Bluetooth specialist CSR's shares dropped 26 percent in early trading on Monday after it reduced profit expectations for the year, blaming weaker than expected second half customer demand.

The market leader in chips and devices using Bluetooth the short range wireless radio link that transfers data between mobile phones, computers and their accessories said a change in purchasing patterns at a headset customer and revised production plans at two other customers were the main reason for the downgrade.

It has recently become clear that customer demand in H2 2006 will not be as strong as anticipated, principally due to changing purchasing patterns at a headset customer, the company said in a statement.

The Cambridge based company now expects third quarter revenue of $210 million (111 million pounds) to $215 million, while fourth quarter revenue is now estimated to come in at around $200 million.
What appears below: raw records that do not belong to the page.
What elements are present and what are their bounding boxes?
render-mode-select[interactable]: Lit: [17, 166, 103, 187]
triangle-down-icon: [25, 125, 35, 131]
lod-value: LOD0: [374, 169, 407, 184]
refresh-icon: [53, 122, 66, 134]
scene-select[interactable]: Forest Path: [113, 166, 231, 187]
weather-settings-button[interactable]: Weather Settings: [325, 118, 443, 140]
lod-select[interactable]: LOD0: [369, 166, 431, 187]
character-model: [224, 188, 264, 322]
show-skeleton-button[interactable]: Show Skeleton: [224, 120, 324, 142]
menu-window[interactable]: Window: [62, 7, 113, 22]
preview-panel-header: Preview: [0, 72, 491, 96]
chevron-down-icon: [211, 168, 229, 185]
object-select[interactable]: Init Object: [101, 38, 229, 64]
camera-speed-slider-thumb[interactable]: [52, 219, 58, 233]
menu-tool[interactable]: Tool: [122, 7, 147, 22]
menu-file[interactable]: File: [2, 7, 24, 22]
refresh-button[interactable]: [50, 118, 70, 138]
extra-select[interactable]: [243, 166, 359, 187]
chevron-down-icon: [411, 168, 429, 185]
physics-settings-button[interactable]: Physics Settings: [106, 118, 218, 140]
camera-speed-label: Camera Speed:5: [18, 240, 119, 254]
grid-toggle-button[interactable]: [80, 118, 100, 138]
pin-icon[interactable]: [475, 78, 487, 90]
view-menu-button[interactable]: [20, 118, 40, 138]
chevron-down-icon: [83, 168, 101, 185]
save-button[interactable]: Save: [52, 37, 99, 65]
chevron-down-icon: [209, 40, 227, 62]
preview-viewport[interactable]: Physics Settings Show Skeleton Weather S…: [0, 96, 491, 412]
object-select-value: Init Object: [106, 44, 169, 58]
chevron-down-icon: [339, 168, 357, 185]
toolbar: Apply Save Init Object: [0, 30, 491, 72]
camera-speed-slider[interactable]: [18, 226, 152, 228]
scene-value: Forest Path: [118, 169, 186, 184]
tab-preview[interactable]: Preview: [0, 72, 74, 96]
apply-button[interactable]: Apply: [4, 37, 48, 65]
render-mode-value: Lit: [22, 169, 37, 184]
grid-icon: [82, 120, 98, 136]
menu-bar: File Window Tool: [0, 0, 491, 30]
CSR had previously forecast third quarter revenue of $225 million to $240 million and a similar level for the fourth quarter.

Analysts said that weaker marketwide demand or oversupply were likely to be the cause of the problems rather than the firm losing out to rivals.

We believe this (revenue shortfall) is more likely a reflection of weaker demand or inventory build rather than loss of market share by CSR, analysts at UBS wrote in a morning note.

Although CSR reiterate target handset bluetooth attach rates of 35 40 percent in 2006, we are concerned that the size of Q3 and Q4 revenue shortfalls reflects softer than expected bluetooth demand in 2H06, they added, saying that they would revise share price and earning targets for the firm.

CSR is due to report third quarter results on November 8.